Sekretaris Umum PP Muhammadiyah, Prof. Dr. Abdul Mu’ti (ketiga dari kiri), bersama Wakil Presiden Komisi Hak Asasi Manusia Perserikatan Bangsa-bangsa, Muhammadou M.O. Kah dan Direktur International Center for Law and Religion Studies Brigham Young University, Brett Scharffs, serta sejumlah peserta Konferensi Internasional Literasi Keagamaan Lintas Budaya di Hotel Kempinski, Jakarta, 14 November 2023.
Jakarta, LKLB News – Organisasi berbasis agama harus selalu mengedepankan nilai-nilai kemanusiaan universal dalam membangun relasi dengan kelompok agama yang berbeda. Upaya itu penting dilakukan agar tercipta penghargaan terhadap hak asasi dan martabat manusia di tengah situasi bangsa yang majemuk.

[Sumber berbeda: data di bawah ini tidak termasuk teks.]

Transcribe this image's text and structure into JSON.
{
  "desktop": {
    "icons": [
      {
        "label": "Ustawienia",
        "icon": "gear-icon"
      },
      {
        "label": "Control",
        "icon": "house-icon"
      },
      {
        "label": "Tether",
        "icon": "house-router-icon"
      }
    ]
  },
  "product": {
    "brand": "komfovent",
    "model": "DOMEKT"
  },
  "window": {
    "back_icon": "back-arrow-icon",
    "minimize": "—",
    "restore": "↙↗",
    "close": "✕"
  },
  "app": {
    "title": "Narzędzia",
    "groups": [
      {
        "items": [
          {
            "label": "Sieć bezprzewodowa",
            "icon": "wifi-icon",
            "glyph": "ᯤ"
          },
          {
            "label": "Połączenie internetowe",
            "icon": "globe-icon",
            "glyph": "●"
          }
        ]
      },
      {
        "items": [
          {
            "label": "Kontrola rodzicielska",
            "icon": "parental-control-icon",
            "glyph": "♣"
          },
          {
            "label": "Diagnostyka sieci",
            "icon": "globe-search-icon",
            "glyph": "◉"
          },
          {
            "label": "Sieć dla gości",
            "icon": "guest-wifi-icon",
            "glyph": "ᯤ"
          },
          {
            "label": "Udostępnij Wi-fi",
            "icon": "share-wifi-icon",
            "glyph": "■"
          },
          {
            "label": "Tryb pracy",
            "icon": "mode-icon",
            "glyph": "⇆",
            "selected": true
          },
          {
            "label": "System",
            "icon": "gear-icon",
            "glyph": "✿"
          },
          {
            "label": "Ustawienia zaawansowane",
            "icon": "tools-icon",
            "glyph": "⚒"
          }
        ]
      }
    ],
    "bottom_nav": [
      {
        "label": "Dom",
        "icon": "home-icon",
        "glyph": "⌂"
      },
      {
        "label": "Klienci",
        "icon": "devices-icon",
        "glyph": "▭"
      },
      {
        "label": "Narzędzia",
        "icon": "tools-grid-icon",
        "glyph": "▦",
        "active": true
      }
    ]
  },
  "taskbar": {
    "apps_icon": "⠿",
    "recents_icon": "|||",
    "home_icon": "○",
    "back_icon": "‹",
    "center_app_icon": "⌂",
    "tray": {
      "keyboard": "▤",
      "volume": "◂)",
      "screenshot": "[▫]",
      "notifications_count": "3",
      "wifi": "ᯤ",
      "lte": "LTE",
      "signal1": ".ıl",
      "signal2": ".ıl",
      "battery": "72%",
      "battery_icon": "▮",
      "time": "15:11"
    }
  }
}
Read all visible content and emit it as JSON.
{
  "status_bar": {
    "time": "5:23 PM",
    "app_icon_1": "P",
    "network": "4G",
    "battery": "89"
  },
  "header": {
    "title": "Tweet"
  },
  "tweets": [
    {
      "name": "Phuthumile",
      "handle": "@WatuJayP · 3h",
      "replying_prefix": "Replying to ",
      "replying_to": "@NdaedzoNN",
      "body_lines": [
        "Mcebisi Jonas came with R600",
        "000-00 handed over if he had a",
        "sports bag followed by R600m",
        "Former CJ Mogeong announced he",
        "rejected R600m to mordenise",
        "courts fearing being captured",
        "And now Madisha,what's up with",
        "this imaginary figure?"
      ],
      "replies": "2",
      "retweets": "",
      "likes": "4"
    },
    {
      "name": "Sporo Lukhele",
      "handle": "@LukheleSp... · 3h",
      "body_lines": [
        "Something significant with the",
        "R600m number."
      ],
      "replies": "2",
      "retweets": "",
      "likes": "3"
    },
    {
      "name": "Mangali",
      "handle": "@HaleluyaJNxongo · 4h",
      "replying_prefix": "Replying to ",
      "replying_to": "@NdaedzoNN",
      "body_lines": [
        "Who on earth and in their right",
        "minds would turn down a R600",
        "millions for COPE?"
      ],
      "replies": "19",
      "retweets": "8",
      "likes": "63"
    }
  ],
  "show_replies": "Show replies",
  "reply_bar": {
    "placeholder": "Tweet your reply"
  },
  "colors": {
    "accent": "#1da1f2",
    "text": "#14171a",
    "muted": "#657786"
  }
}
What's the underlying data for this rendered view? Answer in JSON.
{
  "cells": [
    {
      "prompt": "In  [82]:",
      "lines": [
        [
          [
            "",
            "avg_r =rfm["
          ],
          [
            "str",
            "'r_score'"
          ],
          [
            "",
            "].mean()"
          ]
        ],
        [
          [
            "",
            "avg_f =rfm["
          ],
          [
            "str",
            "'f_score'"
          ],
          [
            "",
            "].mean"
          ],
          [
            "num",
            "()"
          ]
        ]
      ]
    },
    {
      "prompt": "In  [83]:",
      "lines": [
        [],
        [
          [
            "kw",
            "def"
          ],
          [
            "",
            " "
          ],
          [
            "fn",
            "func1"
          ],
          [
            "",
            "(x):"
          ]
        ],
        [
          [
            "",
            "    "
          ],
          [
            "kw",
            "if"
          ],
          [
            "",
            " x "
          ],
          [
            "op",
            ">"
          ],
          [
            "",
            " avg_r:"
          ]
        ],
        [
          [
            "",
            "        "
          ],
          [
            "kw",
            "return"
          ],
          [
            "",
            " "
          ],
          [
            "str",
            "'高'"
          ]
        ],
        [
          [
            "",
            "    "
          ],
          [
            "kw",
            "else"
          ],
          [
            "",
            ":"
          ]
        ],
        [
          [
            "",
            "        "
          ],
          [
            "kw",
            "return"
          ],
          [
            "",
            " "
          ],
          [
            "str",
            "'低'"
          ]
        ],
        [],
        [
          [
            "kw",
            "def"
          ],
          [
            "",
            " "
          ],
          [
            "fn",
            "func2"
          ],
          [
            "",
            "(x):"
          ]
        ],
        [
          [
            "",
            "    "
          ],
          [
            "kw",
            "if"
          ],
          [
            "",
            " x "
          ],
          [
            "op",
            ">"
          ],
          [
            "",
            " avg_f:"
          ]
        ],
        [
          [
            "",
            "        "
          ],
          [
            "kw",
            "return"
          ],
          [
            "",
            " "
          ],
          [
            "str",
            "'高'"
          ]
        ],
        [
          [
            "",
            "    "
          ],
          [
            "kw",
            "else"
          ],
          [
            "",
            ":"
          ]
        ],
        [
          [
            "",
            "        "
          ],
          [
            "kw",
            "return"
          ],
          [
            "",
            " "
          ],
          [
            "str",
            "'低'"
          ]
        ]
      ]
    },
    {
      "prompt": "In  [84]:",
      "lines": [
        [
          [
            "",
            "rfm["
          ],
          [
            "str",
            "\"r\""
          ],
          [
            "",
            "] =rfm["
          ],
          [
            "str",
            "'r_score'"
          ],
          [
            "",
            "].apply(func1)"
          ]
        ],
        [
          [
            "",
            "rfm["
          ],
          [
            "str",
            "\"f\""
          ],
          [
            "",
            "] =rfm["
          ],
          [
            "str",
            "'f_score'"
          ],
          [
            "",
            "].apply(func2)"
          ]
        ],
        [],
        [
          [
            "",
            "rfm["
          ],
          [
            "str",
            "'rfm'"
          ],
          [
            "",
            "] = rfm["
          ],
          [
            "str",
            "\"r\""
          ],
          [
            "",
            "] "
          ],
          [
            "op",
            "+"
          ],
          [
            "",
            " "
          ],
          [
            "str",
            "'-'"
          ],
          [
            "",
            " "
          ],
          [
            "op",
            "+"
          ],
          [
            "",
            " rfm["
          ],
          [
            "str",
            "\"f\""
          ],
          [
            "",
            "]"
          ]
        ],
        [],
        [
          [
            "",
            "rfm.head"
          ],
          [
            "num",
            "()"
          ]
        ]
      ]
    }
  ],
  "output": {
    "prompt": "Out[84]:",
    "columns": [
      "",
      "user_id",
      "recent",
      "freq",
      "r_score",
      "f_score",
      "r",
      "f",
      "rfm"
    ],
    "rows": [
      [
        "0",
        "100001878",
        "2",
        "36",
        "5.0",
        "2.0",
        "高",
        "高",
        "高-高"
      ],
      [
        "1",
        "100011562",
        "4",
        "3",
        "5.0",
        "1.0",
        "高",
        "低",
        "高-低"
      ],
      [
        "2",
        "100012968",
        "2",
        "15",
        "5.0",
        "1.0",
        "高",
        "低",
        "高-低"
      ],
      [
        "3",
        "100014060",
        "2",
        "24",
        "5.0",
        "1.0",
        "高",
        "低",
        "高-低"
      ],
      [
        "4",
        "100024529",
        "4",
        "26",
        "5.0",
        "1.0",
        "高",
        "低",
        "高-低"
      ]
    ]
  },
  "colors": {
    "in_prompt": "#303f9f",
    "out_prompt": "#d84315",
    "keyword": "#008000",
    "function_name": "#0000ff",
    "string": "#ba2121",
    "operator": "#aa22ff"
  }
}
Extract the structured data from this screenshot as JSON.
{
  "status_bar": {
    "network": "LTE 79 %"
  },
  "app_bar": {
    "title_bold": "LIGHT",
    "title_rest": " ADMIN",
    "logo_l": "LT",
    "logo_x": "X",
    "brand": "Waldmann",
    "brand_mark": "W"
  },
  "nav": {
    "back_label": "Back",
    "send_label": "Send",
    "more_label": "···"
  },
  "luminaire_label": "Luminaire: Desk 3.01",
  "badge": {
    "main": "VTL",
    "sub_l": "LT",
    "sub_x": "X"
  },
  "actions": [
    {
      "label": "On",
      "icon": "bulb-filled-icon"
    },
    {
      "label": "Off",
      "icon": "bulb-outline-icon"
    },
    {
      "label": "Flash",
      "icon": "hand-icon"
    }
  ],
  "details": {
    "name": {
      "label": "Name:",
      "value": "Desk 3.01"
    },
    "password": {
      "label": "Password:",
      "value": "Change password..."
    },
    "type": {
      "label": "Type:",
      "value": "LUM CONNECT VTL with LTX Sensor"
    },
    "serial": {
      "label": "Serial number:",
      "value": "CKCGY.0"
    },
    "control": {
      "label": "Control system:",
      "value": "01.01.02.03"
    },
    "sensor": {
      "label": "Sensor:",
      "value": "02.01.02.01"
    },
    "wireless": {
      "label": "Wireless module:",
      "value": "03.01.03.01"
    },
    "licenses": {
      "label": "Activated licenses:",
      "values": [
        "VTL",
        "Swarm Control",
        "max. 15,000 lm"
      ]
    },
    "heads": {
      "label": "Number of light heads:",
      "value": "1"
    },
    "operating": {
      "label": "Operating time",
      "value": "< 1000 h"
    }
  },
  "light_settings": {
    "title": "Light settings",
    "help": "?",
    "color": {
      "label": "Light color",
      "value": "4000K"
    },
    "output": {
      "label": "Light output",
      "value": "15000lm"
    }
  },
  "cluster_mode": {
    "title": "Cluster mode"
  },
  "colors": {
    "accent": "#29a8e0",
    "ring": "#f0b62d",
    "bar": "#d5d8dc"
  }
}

“Ketika kita berbicara mengenai cross the border, atau melintasi batas, maka diperlukan sebuah jembatan yang membuat kita bisa bertemu dan berinteraksi dengan kelompok-kelompok agama yang berbeda, baik secara agama dan budaya,” kata Sekretaris Umum Pimpinan Pusat Muhammadiyah, Prof. Dr. Abdul Mu’ti, dalam Panel 5 Konferensi Literasi Keagamaan Lintas Budaya yang diadakan di Hotel Kempinski, Jakarta, 14 November 2023.
Abdul Mu’ti menegaskan literasi keagamaan lintas budaya dapat dilakukan untuk membangun keterlibatan organisasi-organisasi agama dalam membangun martabat kemanusiaan. Untuk itu, diperlukan keberanian dari kelompok-kelompok agama tersebut untuk melintasi batas atau tembok yang selama ini memisahkan dan membatasi keterlibatan agama dan budaya.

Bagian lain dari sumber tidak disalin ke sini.